Blogger: Jarrad Mahon, Director, Investors Edge Real Estate

The problem

Paying property managers fairly can become problematic. When they receive a set wage, they have no motivation to do more than what is minimally necessary to save their jobs. It becomes easy for the “employee mentality” to sink in: go to work, punch in, punch out at five and go home. I don’t mean this in a critical way, either. We can’t expect someone to work hard when they have no reason to do so.

On the other hand, paying a property manager strictly on commission can create a sense that many tasks a property manager would routinely perform for the company are outside of their job description. This can cause resentment on both sides and it can also cause a lot of inter-office wrangling over accounts and commissions.

The solution

In our Perth location, we have found that the best way to pay property managers is to give them a set wage that will pay them fairly for minimal effort. Then, we give them a percentage share from every property they manage. This immediately turns their mentality from that of an employee to that of an owner/investor.

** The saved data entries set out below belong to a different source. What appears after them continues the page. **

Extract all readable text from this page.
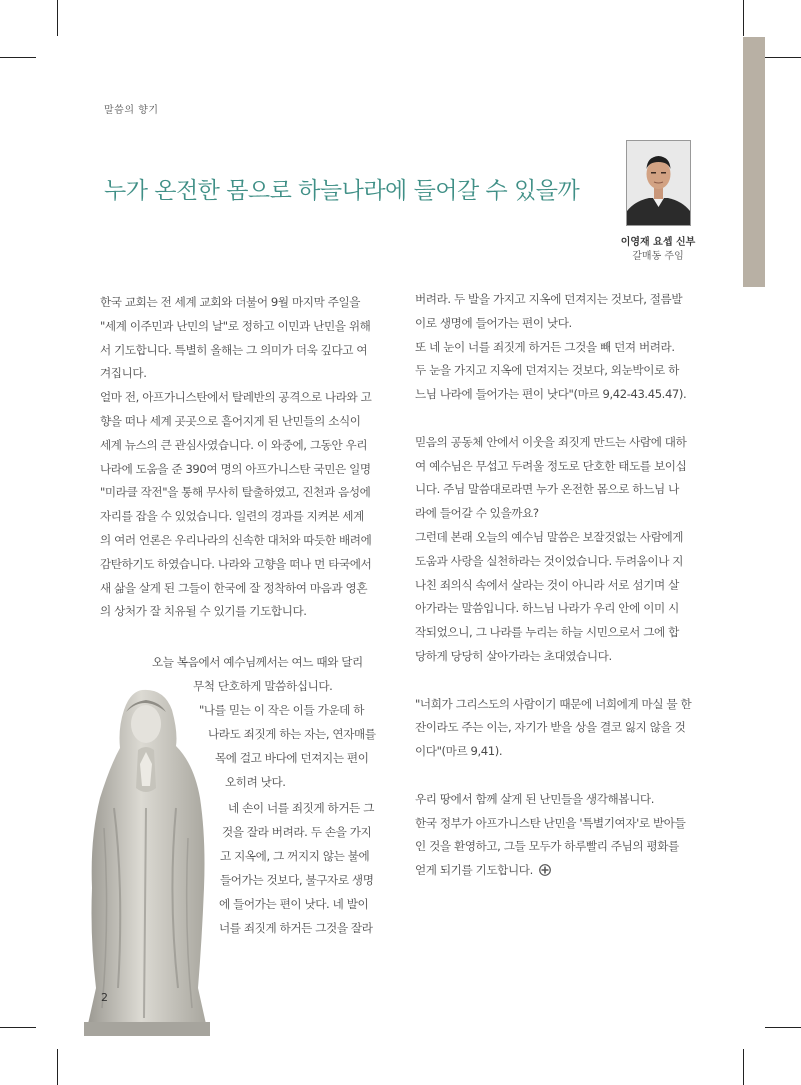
말씀의 향기
누가 온전한 몸으로 하늘나라에 들어갈 수 있을까
이영재 요셉 신부
갈매동 주임

한국 교회는 전 세계 교회와 더불어 9월 마지막 주일을

"세계 이주민과 난민의 날"로 정하고 이민과 난민을 위해

서 기도합니다. 특별히 올해는 그 의미가 더욱 깊다고 여

겨집니다.

얼마 전, 아프가니스탄에서 탈레반의 공격으로 나라와 고

향을 떠나 세계 곳곳으로 흩어지게 된 난민들의 소식이

세계 뉴스의 큰 관심사였습니다. 이 와중에, 그동안 우리

나라에 도움을 준 390여 명의 아프가니스탄 국민은 일명

"미라클 작전"을 통해 무사히 탈출하였고, 진천과 음성에

자리를 잡을 수 있었습니다. 일련의 경과를 지켜본 세계

의 여러 언론은 우리나라의 신속한 대처와 따듯한 배려에

감탄하기도 하였습니다. 나라와 고향을 떠나 먼 타국에서

새 삶을 살게 된 그들이 한국에 잘 정착하여 마음과 영혼

의 상처가 잘 치유될 수 있기를 기도합니다.

오늘 복음에서 예수님께서는 여느 때와 달리

무척 단호하게 말씀하십니다.

"나를 믿는 이 작은 이들 가운데 하

나라도 죄짓게 하는 자는, 연자매를

목에 걸고 바다에 던져지는 편이

오히려 낫다.

네 손이 너를 죄짓게 하거든 그

것을 잘라 버려라. 두 손을 가지

고 지옥에, 그 꺼지지 않는 불에

들어가는 것보다, 불구자로 생명

에 들어가는 편이 낫다. 네 발이

너를 죄짓게 하거든 그것을 잘라

버려라. 두 발을 가지고 지옥에 던져지는 것보다, 절름발

이로 생명에 들어가는 편이 낫다.

또 네 눈이 너를 죄짓게 하거든 그것을 빼 던져 버려라.

두 눈을 가지고 지옥에 던져지는 것보다, 외눈박이로 하

느님 나라에 들어가는 편이 낫다"(마르 9,42-43.45.47).

믿음의 공동체 안에서 이웃을 죄짓게 만드는 사람에 대하

여 예수님은 무섭고 두려울 정도로 단호한 태도를 보이십

니다. 주님 말씀대로라면 누가 온전한 몸으로 하느님 나

라에 들어갈 수 있을까요?

그런데 본래 오늘의 예수님 말씀은 보잘것없는 사람에게

도움과 사랑을 실천하라는 것이었습니다. 두려움이나 지

나친 죄의식 속에서 살라는 것이 아니라 서로 섬기며 살

아가라는 말씀입니다. 하느님 나라가 우리 안에 이미 시

작되었으니, 그 나라를 누리는 하늘 시민으로서 그에 합

당하게 당당히 살아가라는 초대였습니다.

"너희가 그리스도의 사람이기 때문에 너희에게 마실 물 한

잔이라도 주는 이는, 자기가 받을 상을 결코 잃지 않을 것

이다"(마르 9,41).

우리 땅에서 함께 살게 된 난민들을 생각해봅니다.

한국 정부가 아프가니스탄 난민을 '특별기여자'로 받아들

인 것을 환영하고, 그들 모두가 하루빨리 주님의 평화를

얻게 되기를 기도합니다.

2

Anyone who has ever had their own business knows how much more important even the smallest expenses become when they are coming out of your own pocket. Paying based on performance immediately turns the mentality of any property manager from employee to owner, because they are subject to the same risks and rewards as an owner, though on a smaller scale.

When rents are below market, the property manager doesn’t make as much money. When rents are in arrears, the property manager makes no money from that property and is motivated to do their best to chase them up. However, when the property manager raises the rents and finds a suitable tenant and chases down arrears he or she makes more money, just like the investor does.

But what about customer satisfaction?

We have built some great checks and balances into our system to ensure customer satisfaction. We must first measure customer satisfaction regularly with a survey every 6 months and when their property has been leased then we also ask for feedback over the phone every now and then. Then most importantly, we make use of all this feedback when carrying out performance reviews with a bonus being given for above average satisfaction ratings. This not only ensures that our property managers go out of their way to satisfy our clients, it also ensures proactive communication on a consistent basis.

The end result: satisfied customers and more referrals each month.

We also allow our property managers to choose how many properties they wish to manage. We know that everyone’s idea of work-life balance is different and we go out of our way to accommodate our property managers in living theirs.

Some people would rather manage less properties and settle for less money, while others want to manage more and make more money, leaving leisure time for later in life.

Everybody wins

Really, everybody involved wins from this system. As a Principal, I benefit because I spend a lot less time managing property managers—they practically manage themselves. The work environment is a lot better because both property managers and clients are happy. Property managers benefit because they feel that they are fairly compensated for their performance.

Clients benefit because their investment properties are being managed by someone who is treating them like their own.

Ultimately, this is what matters the most—satisfied clients make for a successful business.